1. Sofern die erste Anhörung an einem Formmangel leidet oder nicht vollständig ist, ist die Dienstgeberseite nicht daran gehindert, ein weiteres Zustimmungsverfahren einzuleiten.
2. Ein Nachschieben von Gründen im kirchengerichtlichen Zustimmungsersetzungsverfahren ist nicht zulässig.

Tenor:

Es wird festgestellt, dass für die Mitarbeitervertretung kein Grund zur Verweigerung der Zustimmung nach § 41 MVG-EKD vorliegt.

Gründe:

I.

Die Beteiligten streiten darum, ob die Mitarbeitervertretung zur Verweigerung ihrer Zustimmung zur beabsichtigten Kündigung einer Arbeitnehmerin berechtigt ist.
Die XX geborene Frau H ist seit November 2016 als Gemeindepädagogin bei der Arbeitgeberin beschäftigt. Da nur fünf Arbeitnehmer beschäftigt sind, ist das Kündigungsschutzgesetz nicht anwendbar.
Nach am 07.08.2022 erfolgter Beschlussfassung des Kirchengemeinderates zur Kündigung der Mitarbeiterin H hat die Arbeitgeberin mit Schreiben vom 08.08.2022 die Zustimmung der Mitarbeitervertretung zu der beabsichtigten Kündigung beantragt.
Zur Begründung der Kündigung hat die Arbeitgeberin auf ein seit längerer Zeit zerrüttetes Vertrauensverhältnis zwischen der Mitarbeiterin und dem Kirchengemeinderat abgestellt.
Wegen der Einzelheiten des Anhörungsschreibens und des Antrags auf Zustimmung zur beabsichtigten ordentlichen Kündigung wird auf das Schreiben der Arbeitgeberin nebst beigefügter Anlage an die Mitarbeitervertretung verwiesen.
Mit Schreiben vom 19.08.2022 hat die Mitarbeitervertretung ohne nähere Begründung mitgeteilt, der beabsichtigten Kündigung nicht zuzustimmen.
Mit Schreiben vom 31.08.2022 hat die Arbeitgeberin die Mitarbeitervertretung ausführlicher und unter Angabe der Sozialdaten erneut zur beabsichtigten ordentlichen Kündigung der Mitarbeiterin H angehört und die Zustimmung beantragt.
Mit Schreiben vom 09.09.2022 hat die Mitarbeitervertretung wiederum die Zustimmung zu der beabsichtigten Kündigung verweigert und darauf abgestellt, dass für die beabsichtigte Kündigung ein neuer Beschluss des Kirchengemeinderates erforderlich sei.
Die Arbeitgeberin ist der Auffassung, dass die Mitarbeitervertretung die beantragte Zustimmung zu Unrecht verweigert habe und sie daher durch das Kirchengericht zu ersetzen sei.
Die Arbeitgeberin beantragt
festzustellen, dass für die Mitarbeitervertretung kein Grund zur Verweigerung der Zustimmung nach § 41 MVG-EKD vorliegt.
Die Mitarbeitervertretung beantragt,
den Antrag zurückzuweisen.
Die Mitarbeitervertretung ist der Auffassung, dass ihre Zustimmungsverweigerung ausreichend begründet sei.
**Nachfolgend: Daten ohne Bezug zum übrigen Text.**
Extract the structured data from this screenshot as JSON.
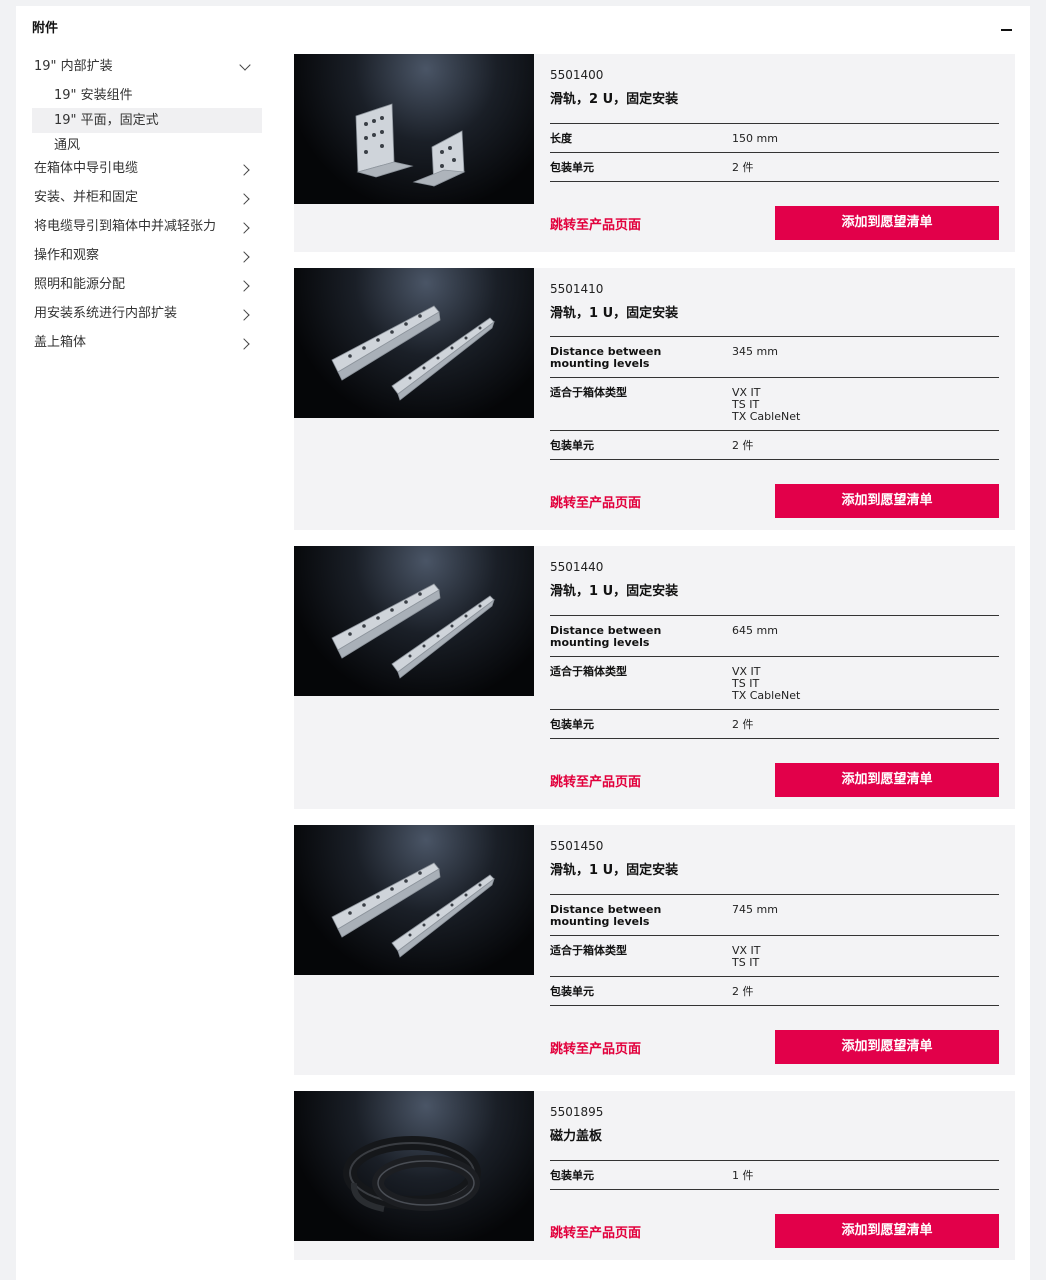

Die Arbeitgeberin habe die Mitarbeitervertretung nicht ausreichend informiert. Sie habe die Sozialdaten nicht mitgeteilt. Die Einleitung des neuen Zustimmungsverfahrens habe eines erneuten Kirchengemeinderatsbeschlusses bedurft.
Wegen der weiteren Einzelheiten des Beteiligtenvorbringens wird auf die gewechselten Schriftsätze nebst Anlagen Bezug genommen. Weiter wird Bezug genommen auf das Protokoll des Einigungsgespräches vom 08.11.2022.

II.

Der im Kammertermin gestellte Antrag der Arbeitgeberin ist zulässig und begründet.
Nach § 60 Abs. 5 MVG-EKG ist festzustellen, dass für die Mitarbeitervertretung kein Grund zur Verweigerung der Zustimmung zur beabsichtigten Kündigung des Arbeitsverhältnisses mit Frau H vorliegt.
1.
Es handelt sich im Sinne von § 60 Abs. 5 MVG-EKG um einen Fall, der der eingeschränkten Mitbestimmung der Mitarbeitervertretung unterliegt, wie sich aus § 42 b MVG-EKG ergibt. Danach hat die Mitarbeitervertretung bei einer ordentlichen Kündigung nach Ablauf der Probezeit ein eingeschränktes Mitbestimmungsrecht.
2.
Die Mitarbeitervertretung durfte die beantragte Zustimmung zu der beabsichtigten Kündigung nicht verweigern.
Bei einer ordentlichen Kündigung nach Ablauf der Probezeit darf die Mitarbeitervertretung ihre Zustimmung nur verweigern, wenn die Kündigung gegen eine Rechtsvorschrift, eine arbeitsrechtliche Regelung, eine andere bindende Bestimmung oder eine rechtskräftige Entscheidung verstößt (§ 41 Abs. 2 MVG-EKG). Dieses ist vorliegend nicht der Fall. Ein entsprechender Fall ist weder vorgetragen noch ersichtlich.
a)
Insbesondere ist die Arbeitgeberin entgegen der Auffassung der Mitarbeitervertretung nicht daran gehindert, ein weiteres Zustimmungsverfahren bezüglich der beabsichtigten Kündigung der Mitarbeiterin H bei der Mitarbeitervertretung einzuleiten.
Der Kirchgemeinderatsbeschluss ist nicht mit dem ersten Antrag auf Zustimmung zu der beabsichtigten Kündigung verbraucht. Der Kirchgemeinderat hat beschlossen, dass das Arbeitsverhältnis mit Frau H beendet werden soll. Sofern die erste Anhörung an einem Formmangel leidet oder nicht vollständig ist, ist die Dienstgeberseite nicht daran gehindert, ein weiteres Zustimmungsverfahren einzuleiten (so auch Fey/Rehren, MVG.EKD § 38 Rn. 38).
b)
Die weiteren von der Mitarbeitervertretung angeführten Gründe begründen ebenfalls kein Zustimmungsverweigerungsrecht.
Dieses folgt schon aus dem Umstand, dass die Mitarbeitervertretung die Zustimmung ausschließlich mit der Begründung verweigert hat, dass die weitere Anhörung der Mitarbeitervertretung nicht durch den Kirchgemeinderatsbeschluss gedeckt sei. Ein Nachschieben von Gründen im kirchengerichtlichen Zustimmungsersetzungsverfahren ist jedoch nicht zulässig.
Außerdem ist die konkret gerügte unterbliebene Mitteilung der Sozialdaten der Mitarbeiterin ausweislich des Anhörungsschreibens sehr wohl erfolgt.
3.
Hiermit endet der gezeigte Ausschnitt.